In coming to virtual group supervision, people tend to have two main aims:

  • To present an issue arising from their experience with a client and learn from the supervisor and the group (How could it have been handled differently, or better? What can I learn about myself and my coaching or mentoring practice?)
  • To listen to and learn from other people’s experiences. Virtual group supervision sessions tend to be relatively short (60 to 90 minutes maximum) compared with two hours or more for face-to-face group supervision. So it is important to prepare well to make maximum use of the time.

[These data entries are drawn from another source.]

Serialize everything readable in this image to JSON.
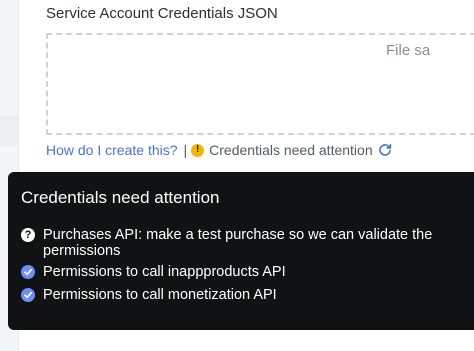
{
  "form": {
    "field_label": "Service Account Credentials JSON",
    "dropzone_text": "File sa",
    "help_link": "How do I create this?",
    "separator": "|",
    "warning_glyph": "!",
    "status_text": "Credentials need attention"
  },
  "tooltip": {
    "title": "Credentials need attention",
    "items": [
      {
        "icon": "question-icon",
        "glyph": "?",
        "text": "Purchases API: make a test purchase so we can validate the permissions"
      },
      {
        "icon": "check-icon",
        "text": "Permissions to call inappproducts API"
      },
      {
        "icon": "check-icon",
        "text": "Permissions to call monetization API"
      }
    ]
  },
  "colors": {
    "link": "#4a73c9",
    "warning": "#f5b400",
    "check": "#6d8ef2",
    "tooltip_bg": "#111214"
  }
}
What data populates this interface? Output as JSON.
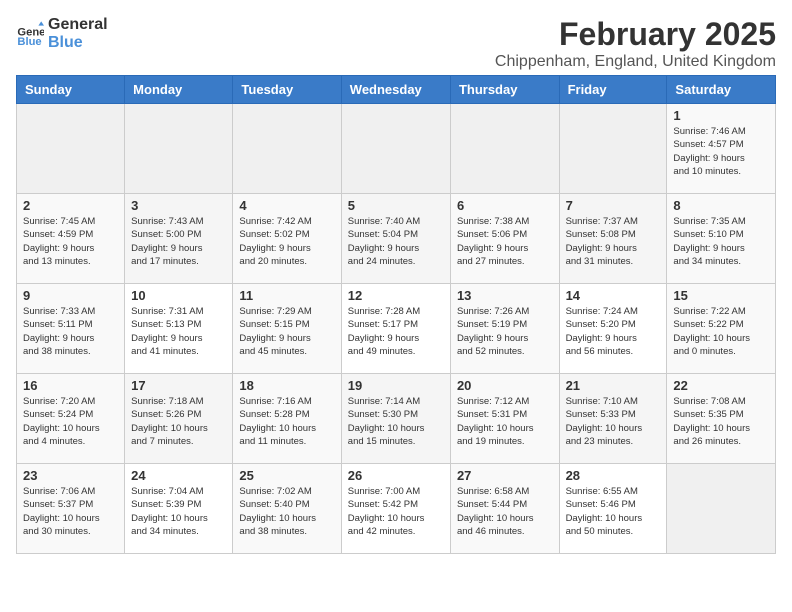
{
  "header": {
    "logo_line1": "General",
    "logo_line2": "Blue",
    "month_year": "February 2025",
    "location": "Chippenham, England, United Kingdom"
  },
  "weekdays": [
    "Sunday",
    "Monday",
    "Tuesday",
    "Wednesday",
    "Thursday",
    "Friday",
    "Saturday"
  ],
  "weeks": [
    [
      {
        "day": "",
        "info": ""
      },
      {
        "day": "",
        "info": ""
      },
      {
        "day": "",
        "info": ""
      },
      {
        "day": "",
        "info": ""
      },
      {
        "day": "",
        "info": ""
      },
      {
        "day": "",
        "info": ""
      },
      {
        "day": "1",
        "info": "Sunrise: 7:46 AM\nSunset: 4:57 PM\nDaylight: 9 hours\nand 10 minutes."
      }
    ],
    [
      {
        "day": "2",
        "info": "Sunrise: 7:45 AM\nSunset: 4:59 PM\nDaylight: 9 hours\nand 13 minutes."
      },
      {
        "day": "3",
        "info": "Sunrise: 7:43 AM\nSunset: 5:00 PM\nDaylight: 9 hours\nand 17 minutes."
      },
      {
        "day": "4",
        "info": "Sunrise: 7:42 AM\nSunset: 5:02 PM\nDaylight: 9 hours\nand 20 minutes."
      },
      {
        "day": "5",
        "info": "Sunrise: 7:40 AM\nSunset: 5:04 PM\nDaylight: 9 hours\nand 24 minutes."
      },
      {
        "day": "6",
        "info": "Sunrise: 7:38 AM\nSunset: 5:06 PM\nDaylight: 9 hours\nand 27 minutes."
      },
      {
        "day": "7",
        "info": "Sunrise: 7:37 AM\nSunset: 5:08 PM\nDaylight: 9 hours\nand 31 minutes."
      },
      {
        "day": "8",
        "info": "Sunrise: 7:35 AM\nSunset: 5:10 PM\nDaylight: 9 hours\nand 34 minutes."
      }
    ],
    [
      {
        "day": "9",
        "info": "Sunrise: 7:33 AM\nSunset: 5:11 PM\nDaylight: 9 hours\nand 38 minutes."
      },
      {
        "day": "10",
        "info": "Sunrise: 7:31 AM\nSunset: 5:13 PM\nDaylight: 9 hours\nand 41 minutes."
      },
      {
        "day": "11",
        "info": "Sunrise: 7:29 AM\nSunset: 5:15 PM\nDaylight: 9 hours\nand 45 minutes."
      },
      {
        "day": "12",
        "info": "Sunrise: 7:28 AM\nSunset: 5:17 PM\nDaylight: 9 hours\nand 49 minutes."
      },
      {
        "day": "13",
        "info": "Sunrise: 7:26 AM\nSunset: 5:19 PM\nDaylight: 9 hours\nand 52 minutes."
      },
      {
        "day": "14",
        "info": "Sunrise: 7:24 AM\nSunset: 5:20 PM\nDaylight: 9 hours\nand 56 minutes."
      },
      {
        "day": "15",
        "info": "Sunrise: 7:22 AM\nSunset: 5:22 PM\nDaylight: 10 hours\nand 0 minutes."
      }
    ],
    [
      {
        "day": "16",
        "info": "Sunrise: 7:20 AM\nSunset: 5:24 PM\nDaylight: 10 hours\nand 4 minutes."
      },
      {
        "day": "17",
        "info": "Sunrise: 7:18 AM\nSunset: 5:26 PM\nDaylight: 10 hours\nand 7 minutes."
      },
      {
        "day": "18",
        "info": "Sunrise: 7:16 AM\nSunset: 5:28 PM\nDaylight: 10 hours\nand 11 minutes."
      },
      {
        "day": "19",
        "info": "Sunrise: 7:14 AM\nSunset: 5:30 PM\nDaylight: 10 hours\nand 15 minutes."
      },
      {
        "day": "20",
        "info": "Sunrise: 7:12 AM\nSunset: 5:31 PM\nDaylight: 10 hours\nand 19 minutes."
      },
      {
        "day": "21",
        "info": "Sunrise: 7:10 AM\nSunset: 5:33 PM\nDaylight: 10 hours\nand 23 minutes."
      },
      {
        "day": "22",
        "info": "Sunrise: 7:08 AM\nSunset: 5:35 PM\nDaylight: 10 hours\nand 26 minutes."
      }
    ],
    [
      {
        "day": "23",
        "info": "Sunrise: 7:06 AM\nSunset: 5:37 PM\nDaylight: 10 hours\nand 30 minutes."
      },
      {
        "day": "24",
        "info": "Sunrise: 7:04 AM\nSunset: 5:39 PM\nDaylight: 10 hours\nand 34 minutes."
      },
      {
        "day": "25",
        "info": "Sunrise: 7:02 AM\nSunset: 5:40 PM\nDaylight: 10 hours\nand 38 minutes."
      },
      {
        "day": "26",
        "info": "Sunrise: 7:00 AM\nSunset: 5:42 PM\nDaylight: 10 hours\nand 42 minutes."
      },
      {
        "day": "27",
        "info": "Sunrise: 6:58 AM\nSunset: 5:44 PM\nDaylight: 10 hours\nand 46 minutes."
      },
      {
        "day": "28",
        "info": "Sunrise: 6:55 AM\nSunset: 5:46 PM\nDaylight: 10 hours\nand 50 minutes."
      },
      {
        "day": "",
        "info": ""
      }
    ]
  ]
}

    Typically, a session would involve:

  • A brief check-in, where everyone gives a brief (30 second maximum) summary of their recent experience
  • Presentations and exploration of issues presented by participants (typically 20-30 minutes each)
  • Summary of learning (typically 5 to 10 minutes)
  • Presenting an issue

    In presenting within the virtual environment, it is important to be succinct, to the point and open. Try to keep your explanation and scene-setting down to less than three minutes.

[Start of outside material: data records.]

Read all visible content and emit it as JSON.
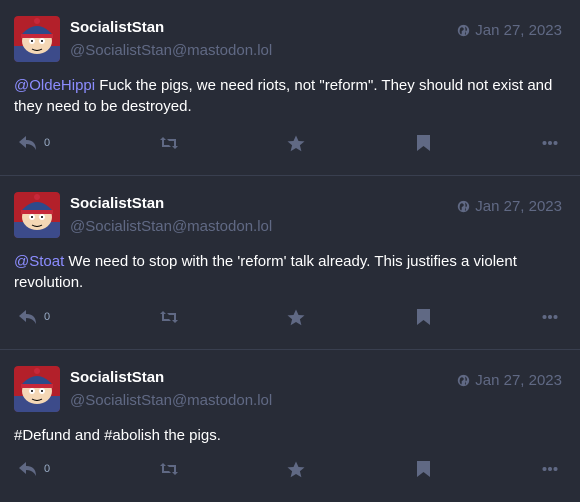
{
  "posts": [
    {
      "display_name": "SocialistStan",
      "account": "@SocialistStan@mastodon.lol",
      "date": "Jan 27, 2023",
      "mention": "@OldeHippi",
      "text": " Fuck the pigs, we need riots, not \"reform\". They should not exist and they need to be destroyed.",
      "reply_count": "0"
    },
    {
      "display_name": "SocialistStan",
      "account": "@SocialistStan@mastodon.lol",
      "date": "Jan 27, 2023",
      "mention": "@Stoat",
      "text": " We need to stop with the 'reform' talk already. This justifies a violent revolution.",
      "reply_count": "0"
    },
    {
      "display_name": "SocialistStan",
      "account": "@SocialistStan@mastodon.lol",
      "date": "Jan 27, 2023",
      "hashtag1": "#Defund",
      "mid": " and ",
      "hashtag2": "#abolish",
      "tail": " the pigs.",
      "reply_count": "0"
    }
  ],
  "colors": {
    "background": "#282c37",
    "muted": "#606984",
    "link": "#8c8dff",
    "divider": "#393f4f"
  },
  "icons": [
    "globe-icon",
    "reply-icon",
    "boost-icon",
    "favourite-icon",
    "bookmark-icon",
    "more-icon"
  ]
}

    In preparation, you should ask yourself the following questions:

  • What exactly is the issue here?
  • What learning do I want to gain from this presentation?
  • How can I present it succinctly, to help my colleagues help me?
  • How clear am I about what I want from them?

    When you are presenting, consider:

  • How clearly am I explaining this?
  • When would be the best point to ask for input from the group members?

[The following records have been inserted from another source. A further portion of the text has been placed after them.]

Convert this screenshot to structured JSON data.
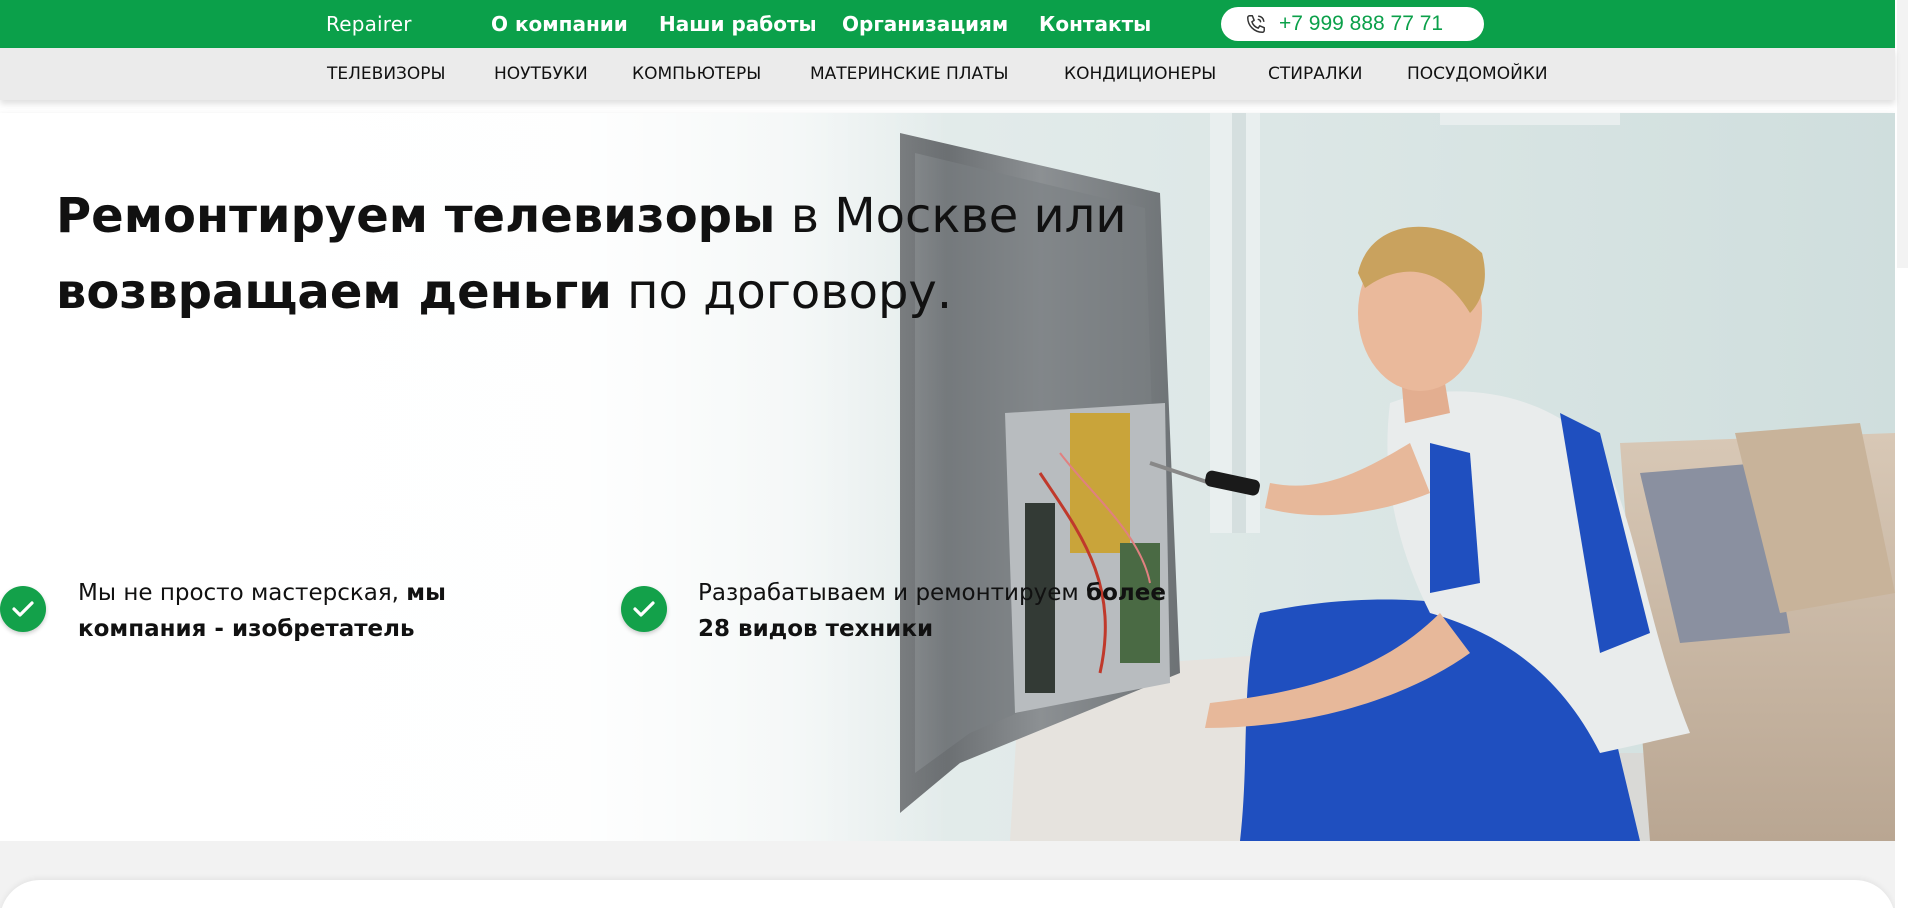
{
  "header": {
    "logo": "Repairer",
    "nav": [
      {
        "label": "О компании"
      },
      {
        "label": "Наши работы"
      },
      {
        "label": "Организациям"
      },
      {
        "label": "Контакты"
      }
    ],
    "phone": "+7 999 888 77 71",
    "phone_icon": "phone-icon"
  },
  "categories": [
    {
      "label": "ТЕЛЕВИЗОРЫ"
    },
    {
      "label": "НОУТБУКИ"
    },
    {
      "label": "КОМПЬЮТЕРЫ"
    },
    {
      "label": "МАТЕРИНСКИЕ ПЛАТЫ"
    },
    {
      "label": "КОНДИЦИОНЕРЫ"
    },
    {
      "label": "СТИРАЛКИ"
    },
    {
      "label": "ПОСУДОМОЙКИ"
    }
  ],
  "hero": {
    "headline": {
      "line1_bold": "Ремонтируем телевизоры",
      "line1_light": " в Москве или",
      "line2_bold": "возвращаем деньги",
      "line2_light": " по договору."
    },
    "features": [
      {
        "line1_regular": "Мы не просто мастерская, ",
        "line1_bold": "мы",
        "line2_bold": "компания - изобретатель",
        "icon": "check-circle-icon"
      },
      {
        "line1_regular": "Разрабатываем и ремонтируем ",
        "line1_bold": "более",
        "line2_bold": "28 видов техники",
        "icon": "check-circle-icon"
      }
    ],
    "image": "technician-repairing-tv-photo"
  },
  "colors": {
    "brand_green": "#0ba04a",
    "category_bar": "#ebebeb",
    "text": "#111111"
  }
}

    After the discussion, you can reflect with the group:

  • What have I learned?
  • What actions can I now take?
  • What options have opened out for me?
  • What feedback would you like to give me about how I presented the issue?

    If you present the issue again at another session, as it evolves, consider:

  • What specifically did I do as a result of the previous conversation?
  • What has changed?
  • What went the way I expected it to and what didn’t?
  • What learning have I already taken from that?
  • What is the issue now?
  • What do I now need from the group?

    Listening to a presentation

  • Accord your colleague all the patience, respect and attention you would wish to receive, when you present
  • Allow them time to explain their issue before you ask questions
  • Seek first to clarify – don’t jump to solutions or advice until the issue is fully

    understood and in context

  • Use the chat room to comment and pose questions and allow the supervisor

    or the presenter to select which questions to address. Be prepared to

    elaborate if requested.

  • Reflect upon the learning you can extract from this presentation.